My day was long, but I managed it some how. I got all the things I needed even a few things that I thought would come in handy, like Quidd-whatever it was called. I didn't know what it was, but if this really is a wizard and witch world, then I'm guessing they use brooms, but not for sweeping. So, I bought, a firebolt. Apparently, it's the best broom out there right now. I could say it was nice, but even I could make better.
I made it back to the hotel I was staying at, because I felt that if I stayed at the leaky cauldron, I'd get raped by that guy from earlier. 'yuck' I shuddered.
I got to my room and as soon as the door closed I stripped of all clothes, turned the hot bath water on and added a LOT of bath bubble soap and a few soaking beads. As the water filled up, I took the chance to see how my diet was working.
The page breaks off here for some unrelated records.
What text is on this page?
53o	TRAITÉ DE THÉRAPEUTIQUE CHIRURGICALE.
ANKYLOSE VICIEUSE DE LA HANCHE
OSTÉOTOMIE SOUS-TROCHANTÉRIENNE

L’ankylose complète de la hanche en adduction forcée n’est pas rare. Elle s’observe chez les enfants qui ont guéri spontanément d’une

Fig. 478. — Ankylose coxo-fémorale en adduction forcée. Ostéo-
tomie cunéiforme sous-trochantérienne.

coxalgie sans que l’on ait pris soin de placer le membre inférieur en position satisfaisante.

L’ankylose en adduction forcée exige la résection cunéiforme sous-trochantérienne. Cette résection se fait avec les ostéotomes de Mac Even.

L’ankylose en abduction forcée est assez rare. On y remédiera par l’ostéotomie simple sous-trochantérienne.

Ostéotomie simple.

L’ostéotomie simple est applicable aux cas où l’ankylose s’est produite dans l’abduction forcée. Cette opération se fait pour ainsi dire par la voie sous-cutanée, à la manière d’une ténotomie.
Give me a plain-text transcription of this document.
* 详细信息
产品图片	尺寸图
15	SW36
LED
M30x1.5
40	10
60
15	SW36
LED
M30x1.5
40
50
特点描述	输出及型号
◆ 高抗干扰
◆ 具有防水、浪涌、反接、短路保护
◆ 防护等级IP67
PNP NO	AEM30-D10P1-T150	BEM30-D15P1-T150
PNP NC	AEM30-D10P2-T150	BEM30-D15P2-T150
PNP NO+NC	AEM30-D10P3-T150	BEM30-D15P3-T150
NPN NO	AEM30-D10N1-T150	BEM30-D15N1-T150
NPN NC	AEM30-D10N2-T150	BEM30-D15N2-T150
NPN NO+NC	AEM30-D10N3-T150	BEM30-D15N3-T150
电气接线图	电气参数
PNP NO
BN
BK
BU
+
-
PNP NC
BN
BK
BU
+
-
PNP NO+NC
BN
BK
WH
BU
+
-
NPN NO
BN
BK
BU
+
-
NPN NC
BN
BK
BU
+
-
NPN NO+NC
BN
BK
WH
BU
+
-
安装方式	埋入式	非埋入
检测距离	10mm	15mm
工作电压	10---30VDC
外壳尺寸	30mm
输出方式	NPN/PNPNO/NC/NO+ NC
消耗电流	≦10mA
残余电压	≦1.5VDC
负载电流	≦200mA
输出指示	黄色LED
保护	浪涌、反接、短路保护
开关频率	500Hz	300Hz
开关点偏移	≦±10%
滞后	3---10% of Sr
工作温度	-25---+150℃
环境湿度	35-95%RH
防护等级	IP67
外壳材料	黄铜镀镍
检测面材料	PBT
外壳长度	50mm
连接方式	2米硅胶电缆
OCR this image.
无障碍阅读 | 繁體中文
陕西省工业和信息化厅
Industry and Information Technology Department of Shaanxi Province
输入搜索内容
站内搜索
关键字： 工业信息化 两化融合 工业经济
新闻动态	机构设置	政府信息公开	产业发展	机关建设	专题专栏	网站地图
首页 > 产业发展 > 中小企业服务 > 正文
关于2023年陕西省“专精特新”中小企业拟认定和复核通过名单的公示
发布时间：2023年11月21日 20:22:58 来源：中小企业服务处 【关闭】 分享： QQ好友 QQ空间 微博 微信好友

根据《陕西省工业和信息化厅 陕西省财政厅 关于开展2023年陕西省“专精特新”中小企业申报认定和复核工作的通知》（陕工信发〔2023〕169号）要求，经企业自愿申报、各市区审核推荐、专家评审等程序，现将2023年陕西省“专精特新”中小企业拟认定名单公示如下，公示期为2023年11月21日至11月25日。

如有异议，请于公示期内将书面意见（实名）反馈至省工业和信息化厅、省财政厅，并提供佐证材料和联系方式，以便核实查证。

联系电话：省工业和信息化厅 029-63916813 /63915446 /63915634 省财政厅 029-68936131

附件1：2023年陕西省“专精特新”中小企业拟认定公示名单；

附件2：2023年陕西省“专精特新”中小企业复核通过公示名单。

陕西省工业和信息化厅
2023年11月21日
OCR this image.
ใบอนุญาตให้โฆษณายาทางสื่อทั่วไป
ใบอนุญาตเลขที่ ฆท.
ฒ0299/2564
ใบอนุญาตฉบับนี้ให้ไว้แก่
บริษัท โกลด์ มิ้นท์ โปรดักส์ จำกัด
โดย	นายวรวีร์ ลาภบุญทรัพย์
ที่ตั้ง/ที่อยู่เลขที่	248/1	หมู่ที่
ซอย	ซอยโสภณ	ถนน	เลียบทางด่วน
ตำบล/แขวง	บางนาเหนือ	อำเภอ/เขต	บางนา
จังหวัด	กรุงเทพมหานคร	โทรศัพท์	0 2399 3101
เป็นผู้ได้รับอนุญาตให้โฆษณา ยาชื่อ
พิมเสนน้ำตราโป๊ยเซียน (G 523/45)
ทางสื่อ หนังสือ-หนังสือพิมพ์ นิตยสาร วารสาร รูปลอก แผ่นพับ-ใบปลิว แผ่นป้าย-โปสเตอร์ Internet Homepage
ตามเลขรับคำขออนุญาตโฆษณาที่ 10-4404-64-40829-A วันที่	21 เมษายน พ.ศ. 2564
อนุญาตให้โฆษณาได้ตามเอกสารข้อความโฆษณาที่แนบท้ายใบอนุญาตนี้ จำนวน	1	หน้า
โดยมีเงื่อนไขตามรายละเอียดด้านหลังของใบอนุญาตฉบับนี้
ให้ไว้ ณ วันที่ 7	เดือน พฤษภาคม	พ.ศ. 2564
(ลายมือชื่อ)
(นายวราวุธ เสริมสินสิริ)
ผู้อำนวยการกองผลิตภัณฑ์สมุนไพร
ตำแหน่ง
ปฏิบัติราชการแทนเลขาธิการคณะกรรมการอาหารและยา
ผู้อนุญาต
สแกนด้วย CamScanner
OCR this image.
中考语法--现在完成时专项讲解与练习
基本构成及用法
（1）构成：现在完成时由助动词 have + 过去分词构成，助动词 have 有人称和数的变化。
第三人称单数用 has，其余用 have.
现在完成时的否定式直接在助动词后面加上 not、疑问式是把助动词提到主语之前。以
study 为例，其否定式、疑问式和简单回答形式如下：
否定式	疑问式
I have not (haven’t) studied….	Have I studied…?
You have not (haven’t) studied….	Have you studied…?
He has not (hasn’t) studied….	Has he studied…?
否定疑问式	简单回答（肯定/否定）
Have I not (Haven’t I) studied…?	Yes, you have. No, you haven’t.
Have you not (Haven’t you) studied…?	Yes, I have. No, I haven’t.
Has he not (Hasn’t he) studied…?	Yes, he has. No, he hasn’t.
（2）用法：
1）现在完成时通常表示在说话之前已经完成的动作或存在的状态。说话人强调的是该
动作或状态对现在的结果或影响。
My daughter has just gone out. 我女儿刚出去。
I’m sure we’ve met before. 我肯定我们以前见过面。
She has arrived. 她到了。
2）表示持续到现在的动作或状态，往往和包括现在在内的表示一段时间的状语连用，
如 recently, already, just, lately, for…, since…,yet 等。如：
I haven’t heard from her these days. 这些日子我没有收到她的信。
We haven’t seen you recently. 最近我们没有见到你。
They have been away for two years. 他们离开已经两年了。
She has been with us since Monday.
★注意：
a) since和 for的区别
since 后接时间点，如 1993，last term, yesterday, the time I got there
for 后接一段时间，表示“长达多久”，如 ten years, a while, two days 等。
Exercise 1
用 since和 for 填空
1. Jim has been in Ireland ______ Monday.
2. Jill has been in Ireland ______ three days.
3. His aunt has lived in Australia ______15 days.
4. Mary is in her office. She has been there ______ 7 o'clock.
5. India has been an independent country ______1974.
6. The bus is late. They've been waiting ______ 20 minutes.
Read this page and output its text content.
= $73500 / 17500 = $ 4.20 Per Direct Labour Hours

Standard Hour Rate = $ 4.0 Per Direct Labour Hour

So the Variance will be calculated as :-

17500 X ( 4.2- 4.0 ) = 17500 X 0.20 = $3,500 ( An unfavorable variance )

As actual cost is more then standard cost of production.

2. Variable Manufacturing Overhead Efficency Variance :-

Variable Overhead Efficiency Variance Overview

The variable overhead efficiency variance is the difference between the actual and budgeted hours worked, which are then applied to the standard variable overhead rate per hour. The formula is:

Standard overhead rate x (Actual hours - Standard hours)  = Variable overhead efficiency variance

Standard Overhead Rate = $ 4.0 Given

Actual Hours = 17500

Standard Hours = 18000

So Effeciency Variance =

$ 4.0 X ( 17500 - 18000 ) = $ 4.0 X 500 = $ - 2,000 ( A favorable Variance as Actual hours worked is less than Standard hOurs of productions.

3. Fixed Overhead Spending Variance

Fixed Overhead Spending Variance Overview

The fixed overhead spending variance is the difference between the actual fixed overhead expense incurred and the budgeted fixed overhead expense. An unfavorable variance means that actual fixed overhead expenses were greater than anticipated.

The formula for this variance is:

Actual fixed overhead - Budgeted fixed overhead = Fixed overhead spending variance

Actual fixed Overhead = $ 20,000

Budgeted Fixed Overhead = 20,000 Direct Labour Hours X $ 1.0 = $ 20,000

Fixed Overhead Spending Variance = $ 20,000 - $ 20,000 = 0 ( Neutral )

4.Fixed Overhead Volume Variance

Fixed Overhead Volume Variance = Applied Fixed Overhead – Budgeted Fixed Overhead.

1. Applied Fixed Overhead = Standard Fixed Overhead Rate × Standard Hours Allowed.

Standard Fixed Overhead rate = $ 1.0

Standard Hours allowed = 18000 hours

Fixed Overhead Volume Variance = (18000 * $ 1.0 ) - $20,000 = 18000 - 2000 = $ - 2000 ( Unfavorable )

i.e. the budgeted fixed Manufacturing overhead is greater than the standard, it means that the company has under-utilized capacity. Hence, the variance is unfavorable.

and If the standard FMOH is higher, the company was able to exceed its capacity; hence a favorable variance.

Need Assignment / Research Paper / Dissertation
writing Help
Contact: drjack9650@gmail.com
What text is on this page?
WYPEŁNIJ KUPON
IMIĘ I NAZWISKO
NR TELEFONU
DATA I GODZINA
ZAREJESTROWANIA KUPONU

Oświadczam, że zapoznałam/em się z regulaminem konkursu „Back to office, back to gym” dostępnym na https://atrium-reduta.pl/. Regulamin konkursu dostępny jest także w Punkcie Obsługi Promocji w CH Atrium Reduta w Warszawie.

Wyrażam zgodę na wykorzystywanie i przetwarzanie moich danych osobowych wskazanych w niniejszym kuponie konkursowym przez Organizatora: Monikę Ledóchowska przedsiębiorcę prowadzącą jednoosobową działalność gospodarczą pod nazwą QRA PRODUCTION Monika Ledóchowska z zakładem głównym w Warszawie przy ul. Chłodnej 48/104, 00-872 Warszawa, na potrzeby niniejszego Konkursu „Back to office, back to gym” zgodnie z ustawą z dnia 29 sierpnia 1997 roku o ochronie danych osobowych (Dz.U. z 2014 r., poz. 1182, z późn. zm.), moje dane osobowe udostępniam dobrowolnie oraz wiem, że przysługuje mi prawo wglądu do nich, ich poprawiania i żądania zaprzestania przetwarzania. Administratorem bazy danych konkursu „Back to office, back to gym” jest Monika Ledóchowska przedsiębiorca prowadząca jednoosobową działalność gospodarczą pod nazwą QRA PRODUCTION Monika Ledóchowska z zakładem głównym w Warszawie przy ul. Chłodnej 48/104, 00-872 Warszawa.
A few months before coming here, I was on a diet cuz I always thought I had the worst and fattest body. Mom always told me I had the best body, because I had a 'Body-licious' body as my mom would refer to Beyonce Knowles. I didn't like how HUGE my thighs were so I was fed up and took action. Now I look at myself and see beauty. I had c-34 cup breasts and my hips were still a little big but they were smaller than they've ever been and my stomach was small. I didn't have abs, but I was still skinny. My last boyfriend told me the best part about my body was how my stomach wasn't rock hard. He said he liked a soft-to-touch mid section on a girl. My height didn't change from when I was 15 years old, much, at least. I'm still 5 foot and ¾ of an inch. I KNOW I'm short, don't state the obvious, so whatever. I got into the tub, Edith right behind me. I indulged my senses with the cinnamon and vanilla essence candle and poured mango peach vanilla bath oil onto and around my body. I started thinking of some things while I was chilling in the tub. Like how my ex thought I was his first love, but then I found out he cheated on me when I walked in on him and this bitch psycho cunt, Elizabeth Minor. I HATED that bitch from the time I first met her in 3rd grade to now and forever, and my ex KNEW that. I can't even speak/think of his name, that's how much I hate him. And then he has the nerve to call me saying 'I love you and need you.' Ya, Bull...Shit.
As the time went by...i realized that I was thinking too much and the bath water got too cold. I hopped out and grabbed a towel for me and one for my baby, Edith. I took my blow dryer out of my bag and blow dried Edith so she wouldn't catch a cold over night...not like animals can, but there's no harm in trying. I put on my zebra bra and matching undies and thought whether or not I should put on pj's....nah I thought. Too much of a hassle. I hopped into bed and Edith laid right underneath the fluffy covers with me and we both instantly went to dreamland.